运行 Python 解释器或脚本的当前目录。
安装 Python 包的目录（如 site-packages）。
在运行时使用 sys.path.append 或通过 PYTHONPATH 环境变量添加到 sys.path 的任何目录。

自定义聊天数据集和聊天格式¶

如果您拥有库中未提供的自定义聊天/对话数据集，您可以使用 chat_dataset() 构建器并指定源路径。聊天数据集通常只有一列，包含用户和助手之间多次来回的消息。

聊天格式类似于指令模板，只是它们将系统、用户和助手消息格式化为消息列表（有关对话数据集，请参见 ChatFormat）。这些可以与指令数据集非常相似地配置。

以下是使用 Llama2ChatFormat 格式化消息的方式

from torchtune.data import Llama2ChatFormat, Message

messages = [
    Message(
        role="system",
        content="You are a helpful, respectful, and honest assistant.",
    ),
    Message(
        role="user",
        content="I am going to Paris, what should I see?",
    ),
    Message(
        role="assistant",
        content="Paris, the capital of France, is known for its stunning architecture..."
    ),
]
formatted_messages = Llama2ChatFormat.format(messages)
print(formatted_messages)
# [
#     Message(
#         role="user",
#         content="[INST] <<SYS>>\nYou are a helpful, respectful and honest assistant.\n<</SYS>>\n\n"
#         "I am going to Paris, what should I see? [/INST] ",
#     ),
#     Message(
#         role="assistant",
#         content="Paris, the capital of France, is known for its stunning architecture..."
#     ),
# ]

请注意，系统消息现在已包含在用户消息中。如果您创建自定义 ChatFormat，还可以添加更高级的行为。

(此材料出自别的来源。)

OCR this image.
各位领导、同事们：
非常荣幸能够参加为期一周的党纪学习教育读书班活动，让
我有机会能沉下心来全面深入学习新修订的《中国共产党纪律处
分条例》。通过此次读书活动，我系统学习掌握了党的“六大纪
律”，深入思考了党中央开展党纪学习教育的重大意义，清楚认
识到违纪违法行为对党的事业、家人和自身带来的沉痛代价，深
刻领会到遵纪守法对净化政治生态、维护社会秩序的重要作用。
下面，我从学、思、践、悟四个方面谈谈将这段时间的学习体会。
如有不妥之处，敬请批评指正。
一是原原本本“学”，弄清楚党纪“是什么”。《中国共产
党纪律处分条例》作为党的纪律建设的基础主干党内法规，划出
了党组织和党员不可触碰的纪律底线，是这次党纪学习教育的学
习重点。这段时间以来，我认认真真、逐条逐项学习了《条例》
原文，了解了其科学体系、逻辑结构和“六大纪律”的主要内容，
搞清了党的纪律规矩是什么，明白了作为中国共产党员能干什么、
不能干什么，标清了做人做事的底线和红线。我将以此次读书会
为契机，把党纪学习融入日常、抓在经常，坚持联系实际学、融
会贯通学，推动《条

from torchtune.datasets import chat_dataset
from torchtune.data import ChatFormat

class CustomChatFormat(ChatFormat):
    # Define templates for system, user, assistant messages
    # as strings with {} as placeholders for message content
    system = ...
    user = ...
    assistant = ...

    # Implement this method
    @classmethod
    def format(
        cls,
        sample: List[Message],
    ) -> List[Message]:
        ...

# Load in tokenizer
tokenizer = ...
dataset = chat_dataset(
    tokenizer=tokenizer,
    source="my/dataset/path",
    split="train",
    conversation_style="openai",
    chat_format="import.path.to.CustomChatFormat",
)

# YAML config
dataset:
  _component_: torchtune.datasets.chat_dataset
  source: my/dataset/path
  conversation_style: openai
  chat_format: import.path.to.CustomChatFormat

# Command line
tune run full_finetune_single_device --config llama3/8B_full_single_device \
dataset=torchtune.datasets.chat_dataset dataset.source=my/dataset/path \
dataset.conversation_style=openai dataset.chat_format=import.path.to.CustomChatFormat

多个内存数据集¶

还可以使用我们的 ConcatDataset 接口在多个数据集上进行训练并分别配置它们。您甚至可以混合指令和聊天数据集或其他自定义数据集。

# YAML config
dataset:
  - _component_: torchtune.datasets.instruct_dataset
    source: vicgalle/alpaca-gpt4
    template: torchtune.data.AlpacaInstructTemplate
    split: train
    train_on_input: True
  - _component_: torchtune.datasets.instruct_dataset
    source: samsum
    template: torchtune.data.SummarizeTemplate
    column_map:
      output: summary
    split: train
    train_on_input: False
  - _component_: torchtune.datasets.chat_dataset
    ...

本地和远程数据集¶

要使用保存在本地硬盘上的数据集，只需为 source 指定文件类型，并使用任何数据集构建器函数传入 data_files 参数。我们支持 Hugging Face 的 load_dataset 支持的所有文件类型，包括 csv、json、txt 等。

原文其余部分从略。